James Goode was a local historian in the very best sense of that term. Between 1974 and 2015 he published six books (the first three reissued in substantially expanded form) on various aspects of the built environment of his adopted city of Washington, D.C. He also enjoyed a distinguished career as a curator for public and private collections and was, himself, an avid collector of art. Finally, he made a significant contribution to SAH when he donated a major electronic file he had compiled: “Goode’s Bibliography: Doctoral Dissertations Relating to American Architectural History 1897–1995.” That document, in turn, formed the basis for an ongoing SAH project, “Dissertations Completed in Architectural History.”
A native of Statesville, North Carolina, Goode received his B.A. from the University of South Carolina (1964) and his master’s in history from the University of Virginia (1966). After working for two years in the Prints and Photographs Division of the Library of Congress, he was hired by Richard Howland (a founding member of SAH and twice its vice president) to manage architectural records at the Smithsonian in 1970. The following year he was appointed curator of the Smithsonian Institution Building (the Castle), a post he held for 16 years. Goode left the Smithsonian to pursue a Ph.D. in American Studies at George Washington University, where I had the pleasure to direct his program of studies, graduating in 1995. Thereafter, he became curator of the archives of the B. F. Saul Company, a multi-faceted operation that had been the development of Washington since the antebellum period. Finally, he curated the extensive Washingtoniana collection of Albert Small and was instrumental in the gift of that material to George Washington University.

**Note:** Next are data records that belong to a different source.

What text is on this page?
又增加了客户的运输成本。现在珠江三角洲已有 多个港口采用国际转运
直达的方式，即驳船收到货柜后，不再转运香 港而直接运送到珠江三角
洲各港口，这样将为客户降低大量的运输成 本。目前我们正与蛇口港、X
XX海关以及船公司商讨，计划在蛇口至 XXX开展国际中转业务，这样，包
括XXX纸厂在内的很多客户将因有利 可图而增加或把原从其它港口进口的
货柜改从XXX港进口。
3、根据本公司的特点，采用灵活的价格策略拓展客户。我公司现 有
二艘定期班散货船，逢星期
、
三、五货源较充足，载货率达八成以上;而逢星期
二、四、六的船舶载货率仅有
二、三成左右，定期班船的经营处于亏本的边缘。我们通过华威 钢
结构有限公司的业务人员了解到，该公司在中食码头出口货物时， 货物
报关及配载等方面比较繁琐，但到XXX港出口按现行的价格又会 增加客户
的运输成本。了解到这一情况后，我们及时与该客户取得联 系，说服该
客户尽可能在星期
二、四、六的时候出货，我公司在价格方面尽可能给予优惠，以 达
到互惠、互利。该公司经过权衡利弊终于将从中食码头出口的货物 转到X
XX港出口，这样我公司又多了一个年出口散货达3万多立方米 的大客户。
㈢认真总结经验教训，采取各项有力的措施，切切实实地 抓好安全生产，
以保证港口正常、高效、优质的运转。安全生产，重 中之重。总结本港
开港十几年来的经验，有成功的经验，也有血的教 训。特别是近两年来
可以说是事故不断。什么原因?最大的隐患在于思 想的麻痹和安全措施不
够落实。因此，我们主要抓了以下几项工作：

From his early years at the Smithsonian, Goode was allowed time to research and write on subjects of his own interest. The first book that resulted was The Outdoor Sculpture of Washington, D.C. (1974), a copious examination of such civic adornments in a city long renowned for such work and a pioneering venture of its kind. Five years later he completed Capital Losses: A Cultural History of Washington’s Destroyed Buildings, which was no less meticulous and, unlike many other volumes of lost heritage, was detailed enough to serve as a key reference work on the city’s architecture. Best Addresses: One Hundred Years of Washington’s Distinguished Apartment Houses followed in 1988, when study of that building type was still at a nascent stage. Goode’s book provided not only a detailed examination of a major component of the city’s landscape, it proved essential reading to anyone concerned with the history of apartment houses in the United States.
Each of these hefty volumes was further developed in the ensuing years. Best Addresses was expanded with recent apartment buildings in 2003. That same year Capital Losses was considerably enlarged, not just with buildings destroyed in the intervening 24 years, but with new discoveries of work lost well before the first edition. Goode’s first book was recast as Washington Sculpture: A Cultural History of Outdoor Sculpture in the Nation’s Capital, in 2008, nearly twice the size of its predecessor and now including work in nearby Maryland and Virginia communities.
Goode went on to compile Capital Views (2012), a stunning annotated assemblage of photographs, many of them rare, of Washington and environs. The Evolution of Washington, D.C. (2015) was a fitting sequel, drawn from images in the Albert H. Small Washingtoniana Collection on the occasion of its transfer to GW. Finally, Goode wrote Capital Houses of Washington, D.C., and Environs (2015), meticulously exploring an array of architecturally distinctive residences in the metropolitan area. To this list can be added articles on a wide variety of subjects from the early development of National Airport to the design of presidential reviewing stands for the inaugural parade.
While Goode’s contribution to scholarship was noteworthy he always wrote for a informed general audience, and his work has greatly enhanced the public’s understanding and appreciation of the built environment. This outreach secured him the Visionary Historian Award from the Historical Society of Washington, D.C., and the District of Columbia Lifetime Achievement Award in Historic Preservation. He was adept as securing sufficient subventions to make his books as elegant in design and sumptuous in presentation as they were informative in content. His contribution to Washington was substantial and enduring. Every city should be so fortunate.